Lucy the Elephant
Margate City, New Jersey
Lucy is the world's largest elephant, and the only one in America designated as a National Historic Landmark.
She was built in 1881 by James V. Lafferty, a real estate developer with a knack for promotion. Standing six stories tall, weighing 90 tons, covered with 12,000 square feet of sheet tin, Lucy was more than an object of awe -- she was a functioning building, serving first as a real estate office, then as a hotel, a summer home, even briefly as a tavern, until unruly drunks nearly burned her down. She also gave people a reason to come to Margate City while Lafferty gave his real estate pitch.
Lucy proved very useful. Jim L. made a bundle and went on to build other elephants in Cape May and Coney Island. Sadly, only Lucy has survived.
She nearly didn't. By the late 1960s, Lucy was an abandoned wreck on the verge of collapse. Happily, the citizens of Margate banded together and raised money to restore the proud pachyderm to her former glory. Now, thousands of visitors each summer tour Lucy's innards and buy post cards in her gift shop.
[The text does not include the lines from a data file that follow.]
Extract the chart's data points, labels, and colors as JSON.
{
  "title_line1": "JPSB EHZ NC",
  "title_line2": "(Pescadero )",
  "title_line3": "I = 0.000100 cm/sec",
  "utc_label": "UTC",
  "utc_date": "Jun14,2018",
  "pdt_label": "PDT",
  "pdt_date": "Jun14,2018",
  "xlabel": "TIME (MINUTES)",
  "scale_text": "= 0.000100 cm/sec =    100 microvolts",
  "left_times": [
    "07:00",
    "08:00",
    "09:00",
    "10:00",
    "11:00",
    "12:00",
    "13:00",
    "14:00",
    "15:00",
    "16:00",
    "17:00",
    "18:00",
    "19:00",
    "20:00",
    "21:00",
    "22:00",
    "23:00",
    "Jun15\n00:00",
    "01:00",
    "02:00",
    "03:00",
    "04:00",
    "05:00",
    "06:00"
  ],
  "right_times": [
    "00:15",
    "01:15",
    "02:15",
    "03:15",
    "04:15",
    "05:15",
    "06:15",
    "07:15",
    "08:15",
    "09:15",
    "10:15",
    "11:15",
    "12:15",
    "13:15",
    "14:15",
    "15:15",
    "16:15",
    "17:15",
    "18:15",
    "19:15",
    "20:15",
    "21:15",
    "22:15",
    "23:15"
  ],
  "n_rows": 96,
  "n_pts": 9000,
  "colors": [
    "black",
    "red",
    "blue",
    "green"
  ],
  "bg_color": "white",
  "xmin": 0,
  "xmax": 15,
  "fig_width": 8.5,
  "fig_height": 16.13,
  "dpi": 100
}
For a small admission fee, the adventuresome can tour Lucy's innards, entering via a spiral staircase in one of her hind legs. See a video and some photographic displays of Lucy history. The tour climaxes with a stop in the open-air "howdah" atop Lucy's back. From here, one is offered a breathtaking view of neighboring high-rise condos, the parking lot, and the Atlantic Ocean. Still, her creator would be pleased at what Lucy started; an acre of beachfront in Margate City now commands seven figures.